Those first two Freddy books started fairly conventionally (both stories in Elephant and the one in Will): Freddy and his friends Dina and Sweep are young and poor, and wander into a situation where there's the potential for adventure and remuneration, and so jump at it. Adventure then ensues.
The Comet of Carthage isn't playing that game; it isn't going to set up its plot or explain anything up front. It is about as in medias res as any book can be; we don't even see Freddie and his friends until the eighth story page (of 46).
What Comet does not tell you up front includes:
- We are in the French Mediterranean port of Cassis.
- A massive comet is approaching (this particular city?!), which will cause a tidal wave that may wipe out everything.
- This comet last appeared two thousand years ago, right at the time of the fall of Carthage, and This Is Important.
- Freddie and friends are near Cassis, camping on the beach, gathering crabs to sell their claws to...someone.
- They also may be searching for random old artifacts, or maybe they just find one or two without really looking for them on purpose.
The book opens with the storm rising, a dead body found on the beach, and a woman fleeing this city whose name we don't know. (Her name, either, I mean. She's Alaia and the dead woman is Ava - both of them are Tunisian, we eventually learn, and in France without papers.) Alaia tries to flee town on the local bus, to get to Marseille and, we think, get further away from there.
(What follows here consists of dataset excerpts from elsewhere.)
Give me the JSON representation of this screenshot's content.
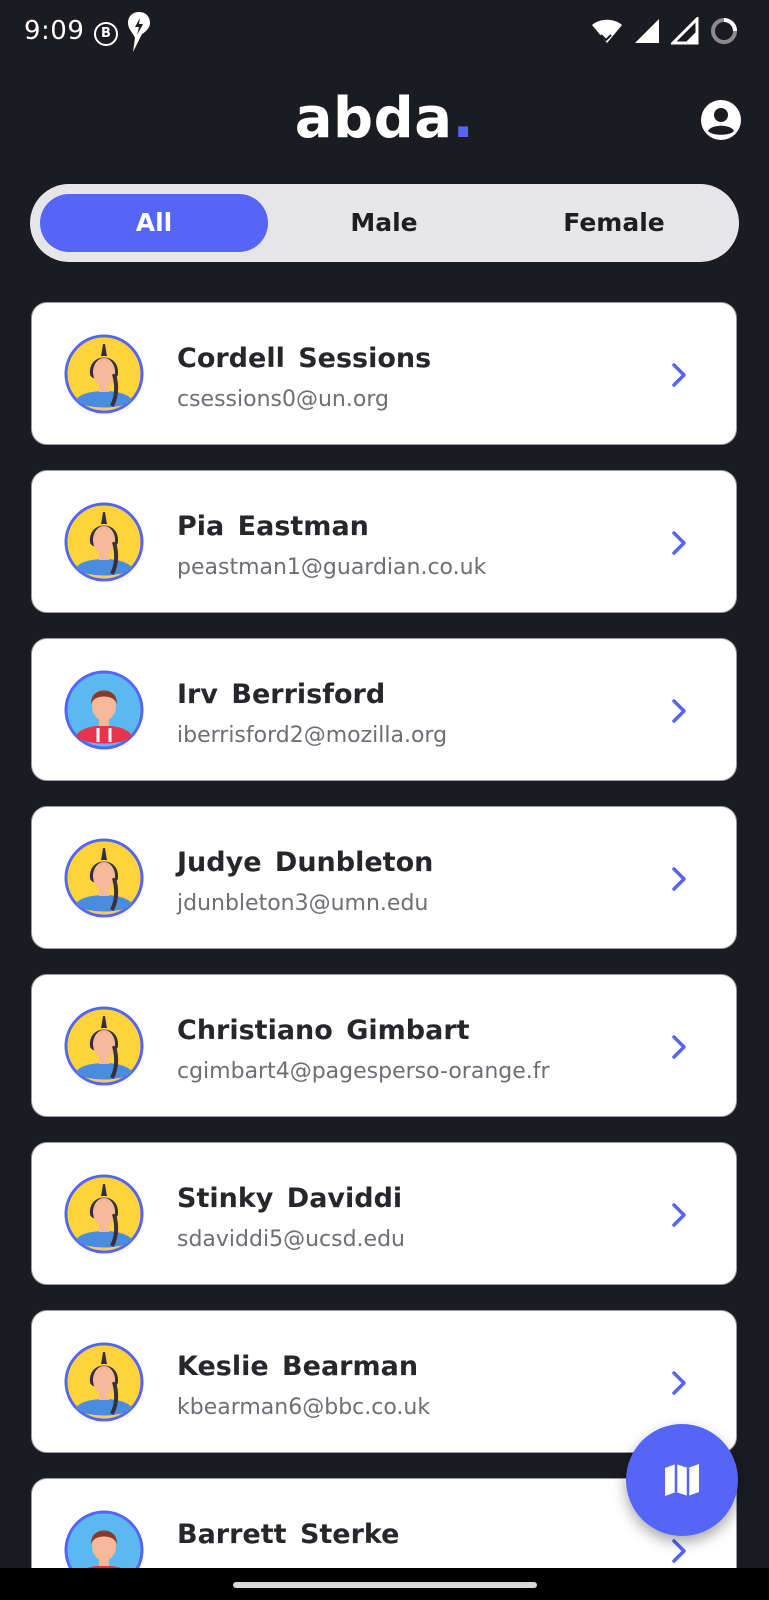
{
  "status_bar": {
    "time": "9:09",
    "b_badge": "B"
  },
  "header": {
    "brand": "abda",
    "brand_dot": "."
  },
  "filter": {
    "options": [
      "All",
      "Male",
      "Female"
    ],
    "selected": "All"
  },
  "users": [
    {
      "name": "Cordell  Sessions",
      "email": "csessions0@un.org",
      "avatar": "female-avatar-icon"
    },
    {
      "name": "Pia  Eastman",
      "email": "peastman1@guardian.co.uk",
      "avatar": "female-avatar-icon"
    },
    {
      "name": "Irv  Berrisford",
      "email": "iberrisford2@mozilla.org",
      "avatar": "male-avatar-icon"
    },
    {
      "name": "Judye  Dunbleton",
      "email": "jdunbleton3@umn.edu",
      "avatar": "female-avatar-icon"
    },
    {
      "name": "Christiano  Gimbart",
      "email": "cgimbart4@pagesperso-orange.fr",
      "avatar": "female-avatar-icon"
    },
    {
      "name": "Stinky  Daviddi",
      "email": "sdaviddi5@ucsd.edu",
      "avatar": "female-avatar-icon"
    },
    {
      "name": "Keslie  Bearman",
      "email": "kbearman6@bbc.co.uk",
      "avatar": "female-avatar-icon"
    },
    {
      "name": "Barrett  Sterke",
      "email": "",
      "avatar": "male-avatar-icon"
    }
  ],
  "icons": {
    "account": "account-circle-icon",
    "chevron": "chevron-right-icon",
    "fab": "map-icon"
  },
  "colors": {
    "accent": "#5565f7",
    "background": "#1b1c21",
    "card": "#ffffff"
  }
}
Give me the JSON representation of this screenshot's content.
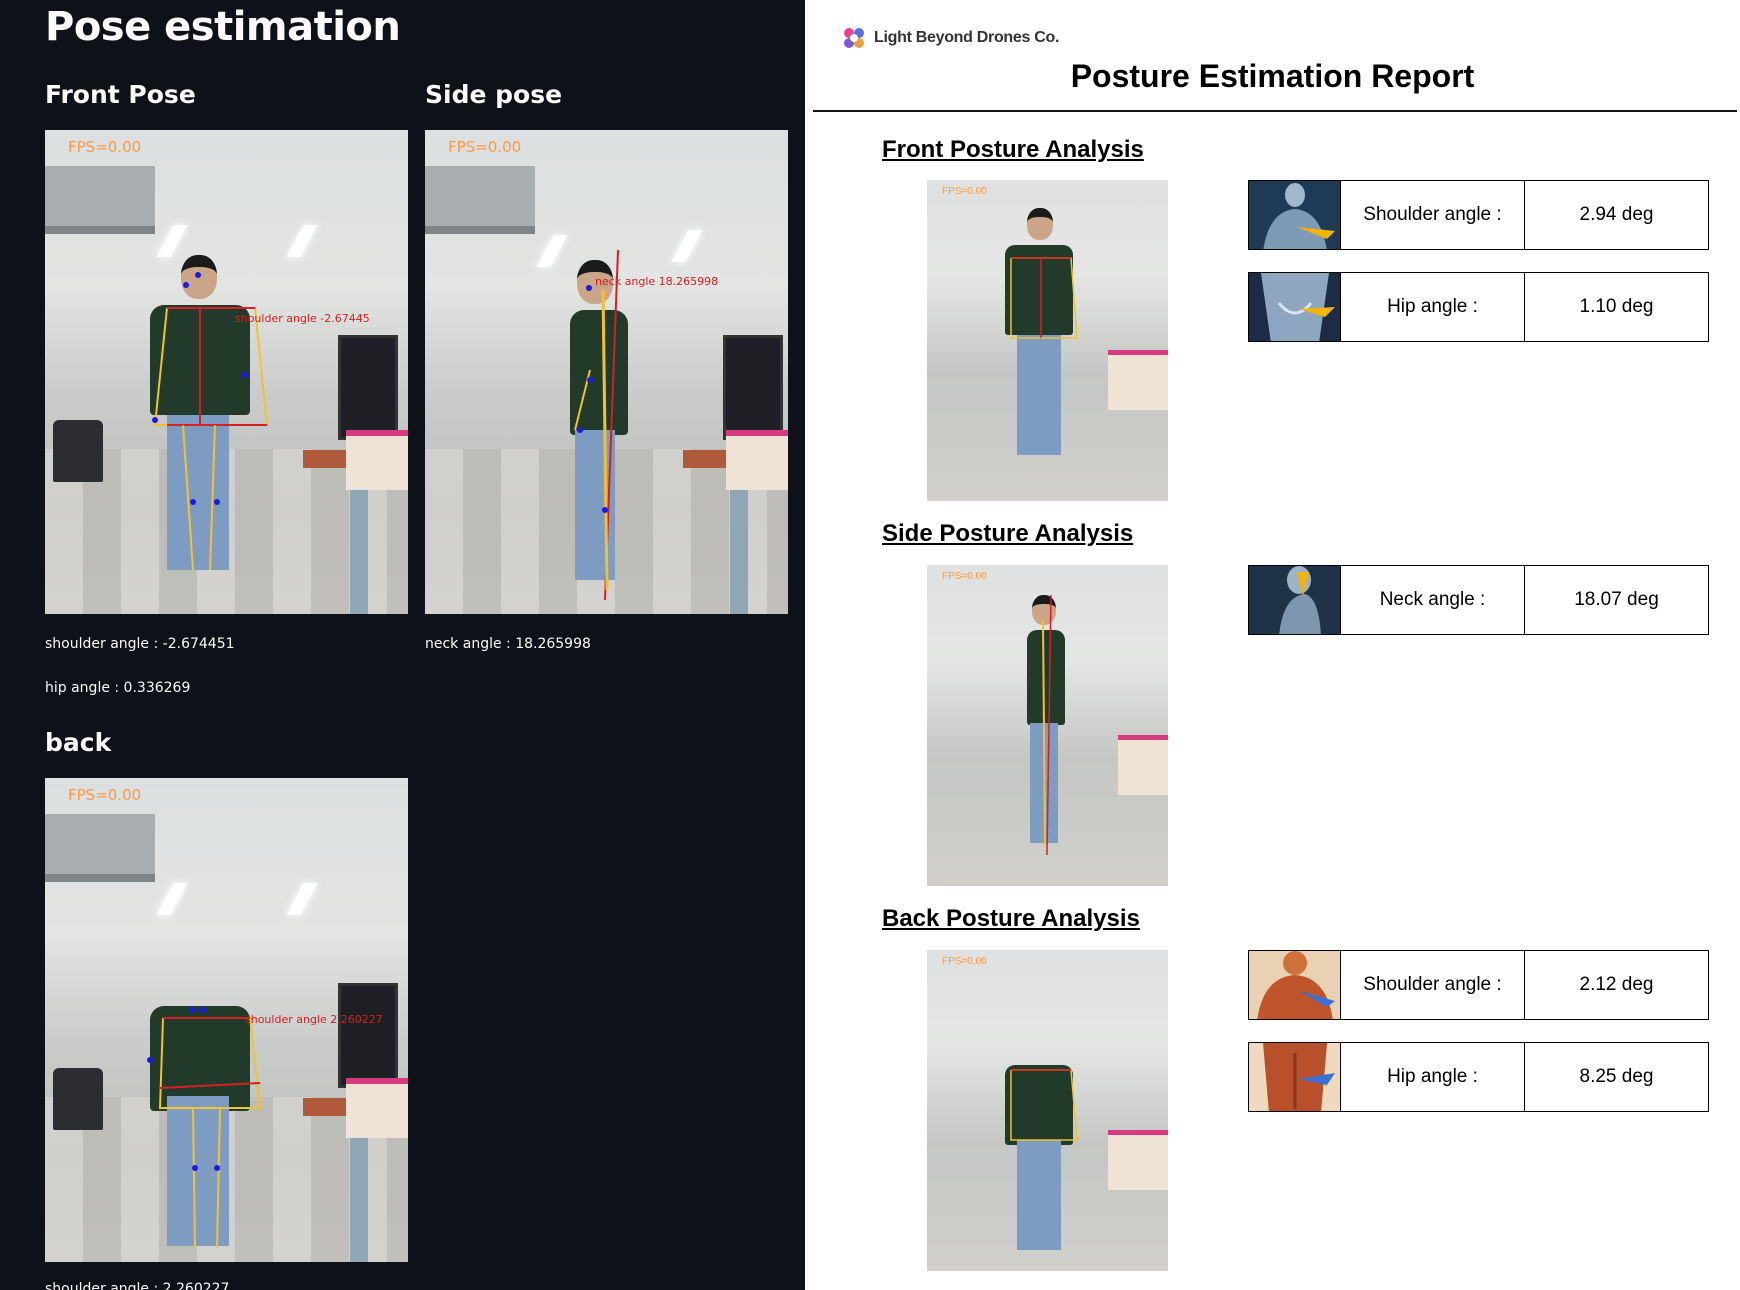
{
  "app": {
    "title": "Pose estimation",
    "front": {
      "heading": "Front Pose",
      "fps": "FPS=0.00",
      "overlay": "shoulder angle -2.67445",
      "metric1": "shoulder angle : -2.674451",
      "metric2": "hip angle : 0.336269"
    },
    "side": {
      "heading": "Side pose",
      "fps": "FPS=0.00",
      "overlay": "neck angle 18.265998",
      "metric1": "neck angle : 18.265998"
    },
    "back": {
      "heading": "back",
      "fps": "FPS=0.00",
      "overlay": "shoulder angle 2.260227",
      "metric1": "shoulder angle : 2.260227"
    }
  },
  "report": {
    "company": "Light Beyond Drones Co.",
    "title": "Posture Estimation Report",
    "sections": [
      {
        "heading": "Front Posture Analysis",
        "fps": "FPS=0.00",
        "rows": [
          {
            "label": "Shoulder angle :",
            "value": "2.94 deg",
            "icon": "shoulder-anatomy-icon"
          },
          {
            "label": "Hip angle :",
            "value": "1.10 deg",
            "icon": "hip-anatomy-icon"
          }
        ]
      },
      {
        "heading": "Side Posture Analysis",
        "fps": "FPS=0.00",
        "rows": [
          {
            "label": "Neck angle :",
            "value": "18.07 deg",
            "icon": "neck-anatomy-icon"
          }
        ]
      },
      {
        "heading": "Back Posture Analysis",
        "fps": "FPS=0.00",
        "rows": [
          {
            "label": "Shoulder angle :",
            "value": "2.12 deg",
            "icon": "back-shoulder-anatomy-icon"
          },
          {
            "label": "Hip angle :",
            "value": "8.25 deg",
            "icon": "back-hip-anatomy-icon"
          }
        ]
      }
    ]
  },
  "colors": {
    "dark_bg": "#0e1117",
    "skeleton_yellow": "#f2c230",
    "skeleton_red": "#d42020",
    "keypoint_blue": "#1a1ae6",
    "fps_orange": "#ff9a3c"
  }
}
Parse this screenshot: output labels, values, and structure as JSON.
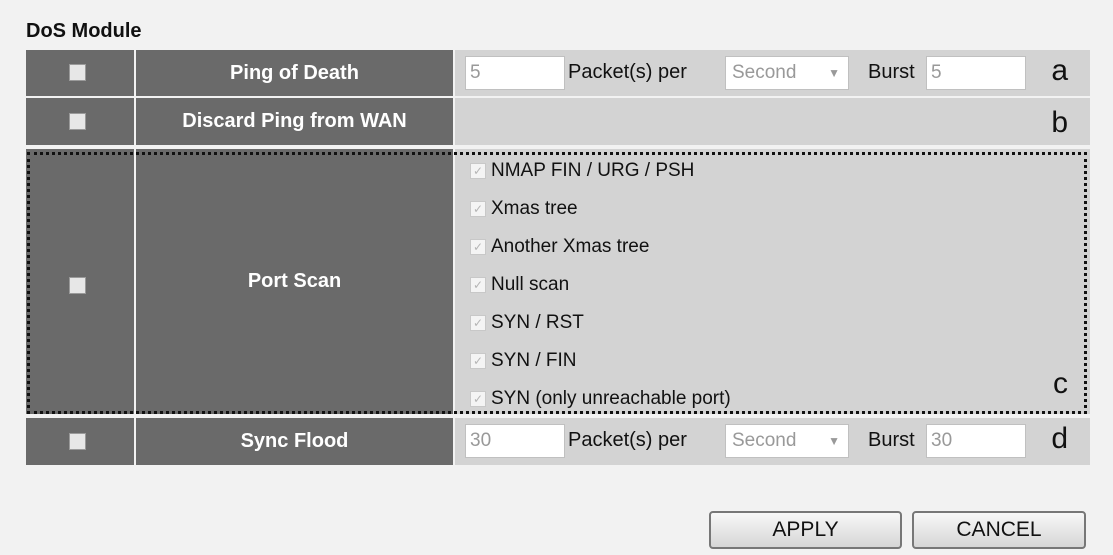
{
  "module_title": "DoS Module",
  "rows": {
    "ping_of_death": {
      "label": "Ping of Death",
      "packets": "5",
      "packets_per_label": "Packet(s) per",
      "unit": "Second",
      "burst_label": "Burst",
      "burst": "5",
      "marker": "a"
    },
    "discard_ping": {
      "label": "Discard Ping from WAN",
      "marker": "b"
    },
    "port_scan": {
      "label": "Port Scan",
      "marker": "c",
      "options": [
        "NMAP FIN / URG / PSH",
        "Xmas tree",
        "Another Xmas tree",
        "Null scan",
        "SYN / RST",
        "SYN / FIN",
        "SYN (only unreachable port)"
      ]
    },
    "sync_flood": {
      "label": "Sync Flood",
      "packets": "30",
      "packets_per_label": "Packet(s) per",
      "unit": "Second",
      "burst_label": "Burst",
      "burst": "30",
      "marker": "d"
    }
  },
  "buttons": {
    "apply": "APPLY",
    "cancel": "CANCEL"
  },
  "colors": {
    "header_cell": "#6a6a6a",
    "value_cell": "#d3d3d3"
  }
}
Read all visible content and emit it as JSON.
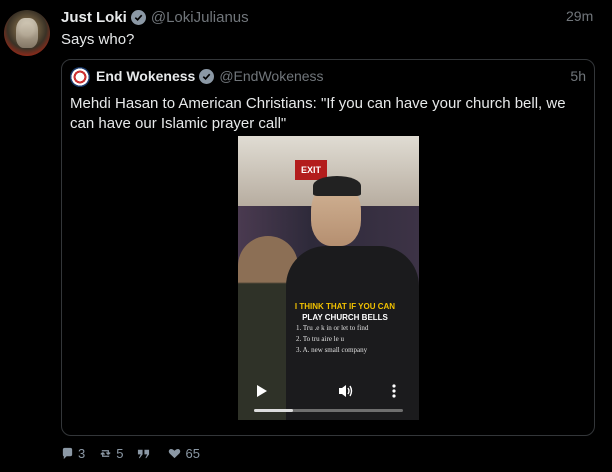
{
  "tweet": {
    "author_name": "Just Loki",
    "author_handle": "@LokiJulianus",
    "time": "29m",
    "text": "Says who?"
  },
  "quoted": {
    "author_name": "End Wokeness",
    "author_handle": "@EndWokeness",
    "time": "5h",
    "text": "Mehdi Hasan to American Christians: \"If you can have your church bell, we can have our Islamic prayer call\"",
    "video": {
      "exit_sign": "EXIT",
      "caption_line1": "I THINK THAT IF YOU CAN",
      "caption_line2": "PLAY CHURCH BELLS",
      "shirt_text": [
        "1. Tru .e k in or let to find",
        "2. To tru aire le u",
        "3. A. new small company"
      ],
      "progress": 0.26
    }
  },
  "actions": {
    "replies": "3",
    "retweets": "5",
    "likes": "65"
  },
  "colors": {
    "background": "#000000",
    "muted": "#71767b",
    "border": "#333639"
  }
}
But the single road connecting Cassis with the outside world has washed away, so the bus is stopped. Alaia tries to pick her way around the broken section, on crumbly limestone cliffs, but she falls, injured and knocked out. Freddy finds and saves her, bringing her back, unconscious, to the camp he's sharing with Dina and Sweep.
By this point, the reader will have picked up some of the above backstory, but will also notice that the characters are talking around the situation, over-dramatically, and a few of them, especially Freddy, seem to be obsessed with the fall of Carthage and with the ancient Phoenician civilization for no obvious reason.
Alaia has been working as an artist's model in Cassis for Phidas, who I think is also Tunisian or Phoenician or something like that. He is tempestuous and demanding and mercurial, as a secondary-character artist in a fictional work often is, and Alaia is sure that he murdered Ava when she was done posing, that he's done it many times before, and that she is next. This is, obviously, why she fled.
But there's no way out of Cassis. Freddy says he'll help her, but his help, as we've seen in the previous books, is freely offered and energetically delivered but only occasionally useful.
Phidas both grabs and browbeats Alaia when she leaves, so she does go back to him - multiple times over the course of the book - and we do see him act violently in other ways. It's entirely plausible that he's a Bluebeard-esque murderer, we think. Whether he and Alaia and maybe Freddy are acting out roles from the fall of Carthage is much murkier and more confusing, made doubly so by the fact that no one actually makes that possibility clear at any point and the dialogue dances on the edge of being deliberately obscure.
Meanwhile, the usual mad scientist in a Franco-Belgian BD - here called Professor Picard - arrives in his bright red submersible, having run out of fuel. He has no French money, and the locals are suspicious of him. Well, they're suspicious of everyone about everything, being whipped into a frenzy by the approaching comet, and shouting wild-eyed things that may be more of the Carthage-come-again stuff or just random racist Frenchness. (Against the dark-skinned Tunisians as well as against the Belgians like Picard and our heroes.)
The comet does hit in the end, the flood waters rising and battering Cassis. Before that, the local rabble march with torches and Frankenstein rakes, yelling various things and attempting to stone Freddy and Alaia to death at one point. Everyone believes there is a single culprit for all of the bad things happening in Cassis: thefts of fuel, electricity cut off, Ava's murder, the comet itself, and perhaps even the perfidy of the ancient Carthaginians. They are wrong: multiple people have done multiple things, and the comet, I think, is just a natural phenomenon. (At least I hope it is; there's one portentous flashback, so it may actually be some sort of supernatural wrecking ball after all.)
Comet is a weird story, told somewhat sideways, and definitely the most interesting and exciting of the three Freddy books I've seen so far. Chaland's art is supple and precise, particularly good at big drama and ominous atmosphere. I don't know that I would call it entirely successful at what it sets out to do - and the dialogue is more than too much a lot of the time, in ways that make me wonder if it's quoting something I'm unfamiliar with - but it is big and bold and confident and I wish more books would take big risks like this one does.